Visually the game is striking, if only because it goes so far out of its way to live up to its influences. There are occasional tell tale signs that it isn't a real retro outing, but they're not easy to spot.
However, because of its loyalty to source material, this is a game that struggles to stand on its own two feet. It's not going to be a Braid or a Limbo, where everybody and their hipster sister fight their friends to say the most hyperbolic statement in existence. It'll be a quiet success for people who like to get their butts kicked, and who like to explore big maps and solve occasional puzzles. It's a niche title at best, and buying without knowing fully what you're getting into could well be a recipe for disaster.
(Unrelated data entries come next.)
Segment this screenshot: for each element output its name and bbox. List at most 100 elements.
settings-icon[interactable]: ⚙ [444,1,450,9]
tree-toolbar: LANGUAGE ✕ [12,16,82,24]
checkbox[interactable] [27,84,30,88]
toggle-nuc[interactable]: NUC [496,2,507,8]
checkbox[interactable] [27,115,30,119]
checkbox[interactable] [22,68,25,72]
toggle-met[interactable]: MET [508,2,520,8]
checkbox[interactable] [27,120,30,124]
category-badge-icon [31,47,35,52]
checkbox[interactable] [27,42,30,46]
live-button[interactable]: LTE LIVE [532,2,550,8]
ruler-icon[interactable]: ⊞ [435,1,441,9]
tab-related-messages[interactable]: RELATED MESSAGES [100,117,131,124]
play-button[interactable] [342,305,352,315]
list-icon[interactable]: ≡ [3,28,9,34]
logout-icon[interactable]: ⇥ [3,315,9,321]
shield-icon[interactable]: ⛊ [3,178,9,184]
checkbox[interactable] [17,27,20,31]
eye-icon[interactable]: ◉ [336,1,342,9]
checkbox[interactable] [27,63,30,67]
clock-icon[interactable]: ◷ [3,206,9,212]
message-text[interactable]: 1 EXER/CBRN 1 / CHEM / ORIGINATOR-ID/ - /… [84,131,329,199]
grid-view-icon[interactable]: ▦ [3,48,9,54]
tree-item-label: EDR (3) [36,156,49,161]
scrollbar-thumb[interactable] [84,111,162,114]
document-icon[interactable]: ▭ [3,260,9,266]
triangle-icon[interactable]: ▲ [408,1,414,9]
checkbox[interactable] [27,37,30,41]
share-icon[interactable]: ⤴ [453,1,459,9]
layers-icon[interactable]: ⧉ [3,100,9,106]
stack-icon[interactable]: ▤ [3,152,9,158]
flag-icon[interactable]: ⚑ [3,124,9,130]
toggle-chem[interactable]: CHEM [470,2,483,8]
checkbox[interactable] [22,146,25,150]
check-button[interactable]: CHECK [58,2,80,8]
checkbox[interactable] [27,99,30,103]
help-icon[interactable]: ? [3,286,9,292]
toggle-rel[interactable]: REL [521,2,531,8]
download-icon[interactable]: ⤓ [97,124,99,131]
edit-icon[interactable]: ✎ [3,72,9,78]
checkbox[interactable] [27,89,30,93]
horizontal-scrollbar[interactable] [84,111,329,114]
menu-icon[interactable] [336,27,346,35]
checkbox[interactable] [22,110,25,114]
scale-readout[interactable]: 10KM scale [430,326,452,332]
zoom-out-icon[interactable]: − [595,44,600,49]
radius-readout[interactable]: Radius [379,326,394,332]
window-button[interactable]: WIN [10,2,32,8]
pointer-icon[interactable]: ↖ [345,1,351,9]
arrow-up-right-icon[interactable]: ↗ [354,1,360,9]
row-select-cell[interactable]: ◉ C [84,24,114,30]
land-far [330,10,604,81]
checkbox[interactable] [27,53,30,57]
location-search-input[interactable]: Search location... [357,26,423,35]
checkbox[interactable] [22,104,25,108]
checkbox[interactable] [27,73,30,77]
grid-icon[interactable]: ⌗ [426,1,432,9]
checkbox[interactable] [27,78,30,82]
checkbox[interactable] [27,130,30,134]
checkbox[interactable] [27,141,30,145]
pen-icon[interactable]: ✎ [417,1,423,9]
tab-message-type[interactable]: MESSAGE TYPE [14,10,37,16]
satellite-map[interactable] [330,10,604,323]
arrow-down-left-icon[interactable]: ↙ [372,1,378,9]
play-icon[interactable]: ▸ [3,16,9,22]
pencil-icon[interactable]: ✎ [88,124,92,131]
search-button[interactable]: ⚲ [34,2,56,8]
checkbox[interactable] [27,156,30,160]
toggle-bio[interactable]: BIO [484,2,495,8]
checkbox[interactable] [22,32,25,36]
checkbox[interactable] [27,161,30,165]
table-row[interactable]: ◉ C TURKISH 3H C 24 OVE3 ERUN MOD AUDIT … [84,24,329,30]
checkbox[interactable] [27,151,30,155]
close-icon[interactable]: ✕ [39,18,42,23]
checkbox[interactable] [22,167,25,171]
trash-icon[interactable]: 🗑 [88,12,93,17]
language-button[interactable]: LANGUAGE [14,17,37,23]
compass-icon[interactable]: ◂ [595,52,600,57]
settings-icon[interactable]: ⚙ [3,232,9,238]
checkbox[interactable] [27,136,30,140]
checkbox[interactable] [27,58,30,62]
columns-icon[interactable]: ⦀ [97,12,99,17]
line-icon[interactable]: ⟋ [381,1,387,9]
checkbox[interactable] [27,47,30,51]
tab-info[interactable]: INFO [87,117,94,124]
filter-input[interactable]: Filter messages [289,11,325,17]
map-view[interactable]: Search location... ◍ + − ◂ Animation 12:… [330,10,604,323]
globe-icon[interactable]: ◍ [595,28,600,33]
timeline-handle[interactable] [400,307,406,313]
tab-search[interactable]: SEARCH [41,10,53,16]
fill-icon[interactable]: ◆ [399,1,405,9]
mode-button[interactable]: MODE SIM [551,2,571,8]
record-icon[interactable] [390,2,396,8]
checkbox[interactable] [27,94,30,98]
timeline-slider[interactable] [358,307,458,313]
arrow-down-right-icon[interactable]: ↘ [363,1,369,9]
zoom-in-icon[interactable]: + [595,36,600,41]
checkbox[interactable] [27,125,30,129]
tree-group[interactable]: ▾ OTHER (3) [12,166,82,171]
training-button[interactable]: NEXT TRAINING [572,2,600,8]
It'll be a long disaster, though, because there's plenty to come back to. Challenges expand on the main adventure, tasking you with certain objectives that you'll need to beat as quickly as you possibly can. There are also a lot of people to talk to and different ways to approach things, but how fun that'll be when you've already completed the game will vary from person to person.
But that's part of what makes it special: it never tries to be anything that it's not. The dialogue is a little wacky, but other than that it's wall to wall death and exploration; no shoehorned story or bonus gameplay – just playing a game for the sake of playing it. It won't be to everybody's tastes, but it never feels like it's trying to be.
If you want a hard-as-nails adventure that'll have you swearing at random people on the street, then this might just be the game for you. La-Mulana EX is a quality recreation of the titles from yesteryear, but perhaps lacks a little soul of its own as a result.